PyQt: Consolidating signals to a single slot

Question

I am attempting to reduce the amount of signals I have to use in my contextmenus. The menu consists of actions which switches the operation mode of the program, so the operation carried out by the slots is very simple. Quoting the documentation on QMenu::triggered,

Normally, you connect each menu action's triggered() signal to its own custom slot, but sometimes you will want to connect several actions to a single slot, for example, when you have a group of closely related actions, such as "left justify", "center", "right justify".

However, I can't figure out how to accomplish this, and the documentation does not go into any further detail.
Suppose I have actions actionOpMode1 and actionOpMode2 in menu actionMenu, and a slot setOpMode. I want setOpMode to be called with a parameter which somehow relates to which of the actions was triggered. I tried various permutations on this theme:

    QObject.connect(self.actionMenu, SIGNAL('triggered(QAction)'), self.setOpMode)

But I never even got it to call setOpMode, which suggests that actionMenu never "feels triggered", so to speak.
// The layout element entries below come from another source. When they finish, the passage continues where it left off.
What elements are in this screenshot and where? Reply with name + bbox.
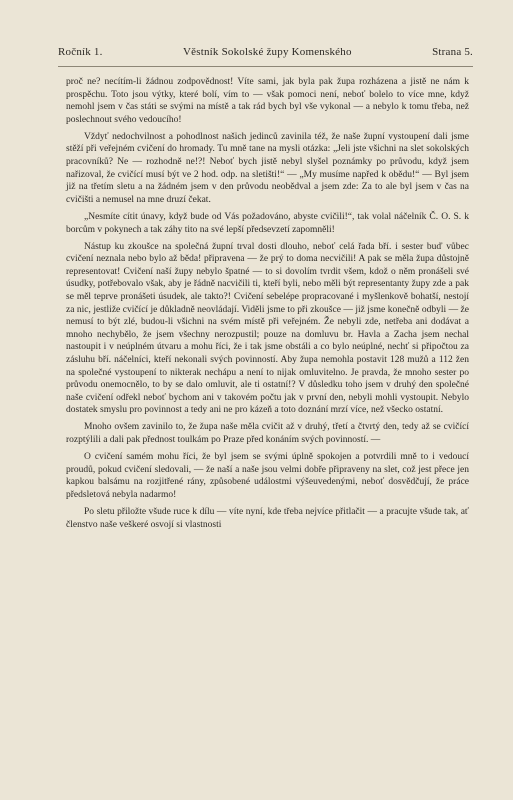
paragraph: O cvičení samém mohu říci, že byl jsem se svými úplně spokojen a potvrdili mně to i vedoucí proudů, pokud cvičení sledovali, — že naší a naše jsou velmi dobře připraveny na slet, což jest přece jen kapkou balsámu na rozjitřené rány, způsobené událostmi výšeuvedenými, neboť dosvědčují, že práce předsletová nebyla nadarmo! <box>66 452 469 500</box>
paragraph: „Nesmíte cítit únavy, když bude od Vás požadováno, abyste cvičili!“, tak volal náčelník Č. O. S. k borcům v pokynech a tak záhy tito na své lepší předsevzetí zapomněli! <box>66 211 469 235</box>
paragraph: Vždyť nedochvilnost a pohodlnost našich jedinců zavinila též, že naše župní vystoupení dali jsme stěží při veřejném cvičení do hromady. Tu mně tane na mysli otázka: „Jeli jste všichni na slet sokolských pracovníků? Ne — rozhodně ne!?! Neboť bych jistě nebyl slyšel poznámky po průvodu, když jsem nařizoval, že cvičící musí být ve 2 hod. odp. na sletišti!“ — „My musíme napřed k obědu!“ — Byl jsem již na třetím sletu a na žádném jsem v den průvodu neobědval a jsem zde: Za to ale byl jsem v čas na cvičišti a nemusel na mne druzí čekat. <box>66 131 469 205</box>
header-volume: Ročník 1. <box>58 46 103 58</box>
header-rule <box>58 66 473 67</box>
header-title: Věstník Sokolské župy Komenského <box>183 46 352 58</box>
paragraph: Nástup ku zkoušce na společná župní trval dosti dlouho, neboť celá řada bří. i sester buď vůbec cvičení neznala nebo bylo až běda! připravena — že prý to doma necvičili! A pak se měla župa důstojně representovat! Cvičení naší župy nebylo špatné — to si dovolím tvrdit všem, kdož o něm pronášeli své úsudky, potřebovalo však, aby je řádně nacvičili ti, kteří byli, nebo měli být representanty župy zde a pak se měl teprve pronášeti úsudek, ale takto?! Cvičení sebelépe propracované i myšlenkově bohatší, nestojí za nic, jestliže cvičící je důkladně neovládají. Viděli jsme to při zkoušce — již jsme konečně odbyli — že nemusí to být zlé, budou-li všichni na svém místě při veřejném. Že nebyli zde, netřeba ani dodávat a mnoho nechybělo, že jsem všechny nerozpustil; pouze na domluvu br. Havla a Zacha jsem nechal nastoupit i v neúplném útvaru a mohu říci, že i tak jsme obstáli a co bylo neúplné, nechť si připočtou za zásluhu bří. náčelníci, kteří nekonali svých povinností. Aby župa nemohla postavit 128 mužů a 112 žen na společné vystoupení to nikterak nechápu a není to nijak omluvitelno. Je pravda, že mnoho sester po průvodu onemocnělo, to by se dalo omluvit, ale ti ostatní!? V důsledku toho jsem v druhý den společné naše cvičení odřekl neboť bychom ani v takovém počtu jak v první den, nebyli mohli vystoupit. Nebylo dostatek smyslu pro povinnost a tedy ani ne pro kázeň a toto doznání mrzí více, než všecko ostatní. <box>66 241 469 416</box>
paragraph: Po sletu přiložte všude ruce k dílu — víte nyní, kde třeba nejvíce přitlačit — a pracujte všude tak, ať členstvo naše veškeré osvojí si vlastnosti <box>66 507 469 530</box>
header-page-number: Strana 5. <box>432 46 473 58</box>
page-header <box>58 46 473 58</box>
paragraph: Mnoho ovšem zavinilo to, že župa naše měla cvičit až v druhý, třetí a čtvrtý den, tedy až se cvičící rozptýlili a dali pak přednost toulkám po Praze před konáním svých povinností. — <box>66 422 469 446</box>
paragraph: proč ne? necítím-li žádnou zodpovědnost! Víte sami, jak byla pak župa rozházena a jistě ne nám k prospěchu. Toto jsou výtky, které bolí, vím to — však pomoci není, neboť bolelo to více mne, když nemohl jsem v čas státi se svými na místě a tak rád bych byl vše vykonal — a nebylo k tomu třeba, než poslechnout svého vedoucího! <box>66 77 469 125</box>
article-body <box>66 76 469 760</box>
In this SO question, it's suggested that it can be done with lamdbas, but this:

    QObject.connect(self.actionOpMode1, SIGNAL('triggered()'), lambda t: self.setOpMode(t))

gives "<lambda> () takes exactly 1 argument (0 given)". I can't say I really understand how this is supposed to work, so I may have done something wrong when moving from clicked() to triggered().

How is it done?

Answer 1

You can use QObject::sender() to figure out which QAction emitted the signal.

So your slot might look like this:

def triggered(self):
    sender = QtCore.QObject.sender()

    if sender == self.actionOpMode1:
        # do something
    elif sender == self.actionOpMode2:
        # do something else

Regarding what's going on in the other SO question you mentioned with the lambda, what it does is create a lambda with one parameter which has a default value so to apply that to your example you'd need to do something like this:

self.connect(self.actionOpMode1, QtCore.SIGNAL('triggered()'), lambda who="mode1": self.changeMode(who))
self.connect(self.actionOpMode2, QtCore.SIGNAL('triggered()'), lambda who="mode2": self.changeMode(who))

And then have a member function like this:

def changeMode(self, who):
    if who == "mode1":
        # ...
    elif who == "mode2":
        # ...

Personally the first approach looks cleaner and more readable to me.

Answer 2

I use this approach:

from functools import partial

def bind(self, action, *params):
    self.connect(action, QtCore.SIGNAL('triggered()'), 
                 partial(action, *params, self.onMenuAction))

def onMenuAction(self, *args):
    pass


bind(self.actionOpMode1, 'action1')
bind(self.actionOpMode2, 'action2')

Answer 3

Using QObject.Sender is one of the solution, although not the cleanest one.

Use QSignalMapper to associate cleanly a value with the object that emitted the signal.